Within the recent decade, a higher level of focus on brain health has been a trending topic in headlines throughout medical community news. Public concerns about Alzheimer’s, Dementia, MS, ALS and other neurodegenerative diseases has driven advanced research in their diagnostics, therapeutics and prevention. According to Dr. Jay Lombard, “One of the most exciting opportunities in neuroscience research today is the use of strategies that protect the brain which may potentially prevent, delay or inhibit the progression of neurodegenerative diseases… this opportunity rests on our ability for early diagnosis. Research has shown that the likelihood of success for a given treatment-whether lifestyle changes or pharmacological approaches- is highly dependent upon early intervention, before the disease process has become too severe and potentially irreversible.” 

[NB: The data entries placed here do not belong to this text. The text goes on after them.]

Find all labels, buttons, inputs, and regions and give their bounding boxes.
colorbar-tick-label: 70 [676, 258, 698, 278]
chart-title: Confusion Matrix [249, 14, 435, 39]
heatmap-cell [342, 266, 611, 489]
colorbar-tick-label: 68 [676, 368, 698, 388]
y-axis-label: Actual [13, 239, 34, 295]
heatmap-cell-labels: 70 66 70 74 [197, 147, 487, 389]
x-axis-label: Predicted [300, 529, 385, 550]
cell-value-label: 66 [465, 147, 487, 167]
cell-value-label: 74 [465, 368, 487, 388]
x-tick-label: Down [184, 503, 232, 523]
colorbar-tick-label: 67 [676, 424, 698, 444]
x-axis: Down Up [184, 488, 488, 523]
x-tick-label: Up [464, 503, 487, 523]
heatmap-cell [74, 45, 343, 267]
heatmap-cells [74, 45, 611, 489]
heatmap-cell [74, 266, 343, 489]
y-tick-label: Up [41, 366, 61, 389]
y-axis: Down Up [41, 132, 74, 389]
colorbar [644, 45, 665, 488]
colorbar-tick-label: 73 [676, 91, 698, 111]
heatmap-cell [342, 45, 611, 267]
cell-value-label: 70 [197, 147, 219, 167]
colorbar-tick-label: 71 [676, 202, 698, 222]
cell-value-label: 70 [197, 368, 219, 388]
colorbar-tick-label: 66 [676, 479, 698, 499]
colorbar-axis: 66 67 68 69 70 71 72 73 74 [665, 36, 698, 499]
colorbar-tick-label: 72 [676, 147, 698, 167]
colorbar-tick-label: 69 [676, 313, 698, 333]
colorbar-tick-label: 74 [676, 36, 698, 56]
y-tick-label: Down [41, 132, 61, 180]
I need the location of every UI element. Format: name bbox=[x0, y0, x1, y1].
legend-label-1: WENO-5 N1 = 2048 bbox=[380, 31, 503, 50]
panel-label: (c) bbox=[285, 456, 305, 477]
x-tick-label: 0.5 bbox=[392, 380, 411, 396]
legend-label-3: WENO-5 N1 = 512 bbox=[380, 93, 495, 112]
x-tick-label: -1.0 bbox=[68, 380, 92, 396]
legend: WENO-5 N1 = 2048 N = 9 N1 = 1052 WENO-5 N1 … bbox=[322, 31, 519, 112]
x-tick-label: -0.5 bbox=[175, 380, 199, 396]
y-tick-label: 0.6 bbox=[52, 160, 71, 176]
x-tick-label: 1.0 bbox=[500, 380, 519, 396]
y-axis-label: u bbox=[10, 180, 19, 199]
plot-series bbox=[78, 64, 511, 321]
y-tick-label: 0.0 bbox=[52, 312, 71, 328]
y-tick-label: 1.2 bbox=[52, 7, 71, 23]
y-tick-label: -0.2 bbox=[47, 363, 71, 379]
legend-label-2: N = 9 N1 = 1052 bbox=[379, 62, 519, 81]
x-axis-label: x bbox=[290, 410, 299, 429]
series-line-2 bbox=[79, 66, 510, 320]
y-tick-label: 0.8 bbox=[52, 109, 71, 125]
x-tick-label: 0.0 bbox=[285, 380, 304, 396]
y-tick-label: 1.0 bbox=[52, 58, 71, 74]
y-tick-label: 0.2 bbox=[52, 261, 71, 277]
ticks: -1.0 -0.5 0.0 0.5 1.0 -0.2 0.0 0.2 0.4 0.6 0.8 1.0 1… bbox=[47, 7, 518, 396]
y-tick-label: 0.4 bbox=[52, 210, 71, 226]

In addition, growing reports on Chronic Traumatic Encephalopathy/CTE (identified from head concussions) has prompted significant attention to this progressive brain condition. According to the National Health Service (UK), this disorder “is thought to be caused by repeated blows to the head and repeated episodes of concussion. It's particularly associated with contact sports, such as boxing or American football. Most of the available studies are based on ex-athletes”.